Even outside the branch experience, Greater Alliance is seeing workflow improvements like the one they have with digital account opening starting to create more multi-generational experiences. Newer members to the credit union who’ve grown up digitally-native are attracted to streamlined processes like DAO and non-document based verification. Not only are these new members able to find the experiences they’ve come to expect, they’re also able to help existing members explore digital products with more confidence.
The next chapter of member-focused innovation
Looking forward, Glenn Guinto and the Greater Alliance team are confident that the transformation path they’re on will allow them to reinvest in their community for years to come. And because the GAFCU team knows who they are and agree about the mission driving their growth, it’s easier to see what the future could hold.

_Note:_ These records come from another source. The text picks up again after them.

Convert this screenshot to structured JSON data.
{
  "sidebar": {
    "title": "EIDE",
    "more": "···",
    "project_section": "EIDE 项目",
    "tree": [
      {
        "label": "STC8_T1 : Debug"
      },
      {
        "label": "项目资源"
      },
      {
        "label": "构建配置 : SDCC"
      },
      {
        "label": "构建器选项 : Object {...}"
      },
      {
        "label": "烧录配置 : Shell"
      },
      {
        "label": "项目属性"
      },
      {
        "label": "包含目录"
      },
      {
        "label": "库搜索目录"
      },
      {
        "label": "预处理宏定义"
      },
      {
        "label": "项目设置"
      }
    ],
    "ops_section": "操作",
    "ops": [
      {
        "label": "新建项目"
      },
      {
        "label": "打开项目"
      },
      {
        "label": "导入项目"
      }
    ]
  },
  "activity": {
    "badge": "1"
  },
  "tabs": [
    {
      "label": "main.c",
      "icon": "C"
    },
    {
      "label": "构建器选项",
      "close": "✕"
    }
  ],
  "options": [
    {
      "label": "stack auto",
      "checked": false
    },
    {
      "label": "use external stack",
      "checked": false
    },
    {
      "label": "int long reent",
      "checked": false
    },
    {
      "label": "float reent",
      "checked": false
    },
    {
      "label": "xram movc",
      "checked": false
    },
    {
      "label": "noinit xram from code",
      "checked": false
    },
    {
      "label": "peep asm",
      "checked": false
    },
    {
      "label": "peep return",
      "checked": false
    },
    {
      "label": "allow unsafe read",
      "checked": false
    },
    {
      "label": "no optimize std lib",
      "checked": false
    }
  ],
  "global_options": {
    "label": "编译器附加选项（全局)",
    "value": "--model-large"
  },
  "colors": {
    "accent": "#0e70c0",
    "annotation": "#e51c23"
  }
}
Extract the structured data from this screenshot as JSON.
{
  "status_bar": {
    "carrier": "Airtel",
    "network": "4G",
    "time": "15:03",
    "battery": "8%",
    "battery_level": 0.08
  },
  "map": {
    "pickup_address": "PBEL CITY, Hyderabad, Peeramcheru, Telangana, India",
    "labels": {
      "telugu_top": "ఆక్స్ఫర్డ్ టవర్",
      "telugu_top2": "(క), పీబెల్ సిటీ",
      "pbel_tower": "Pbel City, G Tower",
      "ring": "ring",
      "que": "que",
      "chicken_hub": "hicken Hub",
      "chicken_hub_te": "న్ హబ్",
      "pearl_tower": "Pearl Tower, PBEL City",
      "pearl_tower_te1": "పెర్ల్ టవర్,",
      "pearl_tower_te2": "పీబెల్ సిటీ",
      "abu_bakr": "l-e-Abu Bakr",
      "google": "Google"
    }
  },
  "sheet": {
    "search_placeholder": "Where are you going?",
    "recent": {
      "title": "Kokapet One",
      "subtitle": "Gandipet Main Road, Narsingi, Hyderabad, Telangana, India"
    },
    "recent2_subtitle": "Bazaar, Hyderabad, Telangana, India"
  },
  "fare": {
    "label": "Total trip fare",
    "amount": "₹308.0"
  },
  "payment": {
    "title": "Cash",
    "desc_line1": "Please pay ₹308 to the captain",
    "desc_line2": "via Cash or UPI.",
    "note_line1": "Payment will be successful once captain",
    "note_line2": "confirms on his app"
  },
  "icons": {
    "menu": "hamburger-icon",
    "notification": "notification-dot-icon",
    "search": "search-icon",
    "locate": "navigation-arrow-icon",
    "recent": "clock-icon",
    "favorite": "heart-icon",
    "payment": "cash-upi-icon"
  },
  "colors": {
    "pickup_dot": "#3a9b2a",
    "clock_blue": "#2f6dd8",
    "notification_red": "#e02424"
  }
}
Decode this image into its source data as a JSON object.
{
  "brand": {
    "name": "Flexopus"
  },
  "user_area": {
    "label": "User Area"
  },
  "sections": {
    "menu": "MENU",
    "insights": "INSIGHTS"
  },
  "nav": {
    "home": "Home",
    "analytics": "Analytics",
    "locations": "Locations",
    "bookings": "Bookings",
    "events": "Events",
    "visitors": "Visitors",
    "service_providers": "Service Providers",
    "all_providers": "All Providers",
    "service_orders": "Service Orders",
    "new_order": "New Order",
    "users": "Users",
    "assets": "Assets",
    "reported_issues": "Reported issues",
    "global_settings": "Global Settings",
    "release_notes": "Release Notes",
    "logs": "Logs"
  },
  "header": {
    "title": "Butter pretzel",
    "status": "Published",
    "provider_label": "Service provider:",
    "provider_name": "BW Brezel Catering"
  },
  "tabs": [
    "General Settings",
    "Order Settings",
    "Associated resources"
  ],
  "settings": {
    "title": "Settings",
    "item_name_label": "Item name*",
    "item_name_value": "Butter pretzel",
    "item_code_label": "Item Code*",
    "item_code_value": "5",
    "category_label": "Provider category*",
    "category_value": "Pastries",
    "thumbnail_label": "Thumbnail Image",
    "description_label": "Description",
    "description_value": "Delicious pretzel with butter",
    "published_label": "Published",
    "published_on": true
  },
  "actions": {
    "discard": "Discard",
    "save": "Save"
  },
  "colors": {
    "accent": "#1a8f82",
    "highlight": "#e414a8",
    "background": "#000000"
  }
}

Speaking about Narmi’s role in their transformation, Glenn had this to share, “It’s exciting partnering with people who think like us, that are weird like us, but understand it! You know, it really is such a gratifying feeling because our previous partnerships weren’t like this. It’s like pulling teeth to get something accomplished. Granted, it’s still early, but I’m confident knowing the folks involved here. I think we’re in good hands. I think it’s a great partnership and I’m looking forward to growing together. I mean, like I said, you’ve already outpaced us with your growth. That’s nice to have a partner like that.”